Aviation has fascinated me from that Sunday afternoon in 1969 when I saw Apollo 11 land on the moon. Since my first solo flight over forty years ago, I’ve piloted 34 different types of aircraft and sailplanes, and I’m still amazed at the progress we made since that first flight at Kitty Hawk. My grandmother was born two years before the Wrights took off in their wood and fabric biplane. I recall her stories of her meeting a WWI flying ace, the ticker-tape parade for Lindbergh after he made the first transatlantic flight, her first airline flight in a Ford Trimotor, and the time we sat together and watched Neil Armstrong step foot on the moon. She witnessed all this in little more than fifty years.
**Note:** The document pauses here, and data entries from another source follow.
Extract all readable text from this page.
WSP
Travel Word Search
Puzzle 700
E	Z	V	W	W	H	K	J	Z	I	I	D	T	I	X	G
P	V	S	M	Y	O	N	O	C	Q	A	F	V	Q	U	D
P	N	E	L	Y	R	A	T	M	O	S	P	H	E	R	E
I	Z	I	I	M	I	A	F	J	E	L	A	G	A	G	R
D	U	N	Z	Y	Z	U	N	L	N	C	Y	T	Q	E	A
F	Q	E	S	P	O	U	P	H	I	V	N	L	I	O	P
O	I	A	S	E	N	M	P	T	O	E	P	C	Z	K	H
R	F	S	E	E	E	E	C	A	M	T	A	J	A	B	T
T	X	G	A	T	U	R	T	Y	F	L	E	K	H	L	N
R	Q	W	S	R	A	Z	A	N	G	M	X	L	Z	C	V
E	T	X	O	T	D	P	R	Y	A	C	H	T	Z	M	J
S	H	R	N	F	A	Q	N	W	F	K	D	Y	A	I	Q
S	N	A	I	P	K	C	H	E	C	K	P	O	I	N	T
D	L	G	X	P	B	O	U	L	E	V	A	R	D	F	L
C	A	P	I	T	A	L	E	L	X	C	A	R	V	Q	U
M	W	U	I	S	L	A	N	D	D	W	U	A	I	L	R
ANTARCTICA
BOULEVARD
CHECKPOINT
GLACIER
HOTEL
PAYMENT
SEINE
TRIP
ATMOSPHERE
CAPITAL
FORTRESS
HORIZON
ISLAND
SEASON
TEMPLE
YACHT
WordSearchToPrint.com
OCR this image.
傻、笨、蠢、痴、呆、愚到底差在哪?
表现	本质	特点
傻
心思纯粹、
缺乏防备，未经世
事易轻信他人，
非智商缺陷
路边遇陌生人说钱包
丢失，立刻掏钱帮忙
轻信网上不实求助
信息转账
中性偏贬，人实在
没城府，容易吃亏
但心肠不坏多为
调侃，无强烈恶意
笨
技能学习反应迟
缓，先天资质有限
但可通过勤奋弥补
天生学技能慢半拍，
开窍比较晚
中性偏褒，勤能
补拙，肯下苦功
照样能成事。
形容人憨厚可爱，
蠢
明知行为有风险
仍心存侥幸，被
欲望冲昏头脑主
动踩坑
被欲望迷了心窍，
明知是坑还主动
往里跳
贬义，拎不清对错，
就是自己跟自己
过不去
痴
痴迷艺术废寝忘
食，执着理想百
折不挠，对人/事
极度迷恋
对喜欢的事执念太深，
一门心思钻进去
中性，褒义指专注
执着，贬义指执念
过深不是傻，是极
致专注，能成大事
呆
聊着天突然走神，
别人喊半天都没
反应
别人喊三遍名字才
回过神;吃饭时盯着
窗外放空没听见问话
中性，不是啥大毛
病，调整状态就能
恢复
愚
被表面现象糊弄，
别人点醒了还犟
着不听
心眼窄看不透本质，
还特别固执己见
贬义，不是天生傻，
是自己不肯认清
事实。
Yet, it didn’t start out with much fanfare or publicity.

At the moment the Wright Flyer lifted into the air in that remote place with only five spectators, it was an obscure event. It seemed that the world wasn’t interested. A wire telling their father to “inform press” produced nothing even in their hometown paper, the Dayton Journal. Attempts at the Virginian-Pilot to sell the story elsewhere also fell flat—only five papers bought the item and ran it the following day on the back pages. Not sure what to make of the event, The New York Tribune carried the article on the sports page—just underneath the report of a sandlot football game in Brooklyn.

It took years to understand what they had achieved and where this first flight would take us. We can say the same of that little Martian whirlybird. Few watched the event. The report of the first flight on an alien world was lost in the news cycle that beamed its light on the Chauvin verdict, Biden’s Climate Summit, and India’s struggle with the pandemic. But like the 1903 first flight from Kitty Hawk, NASA’s first flight from Wright Brothers Field on Mars is an important starting point. Who can say where this journey will take us?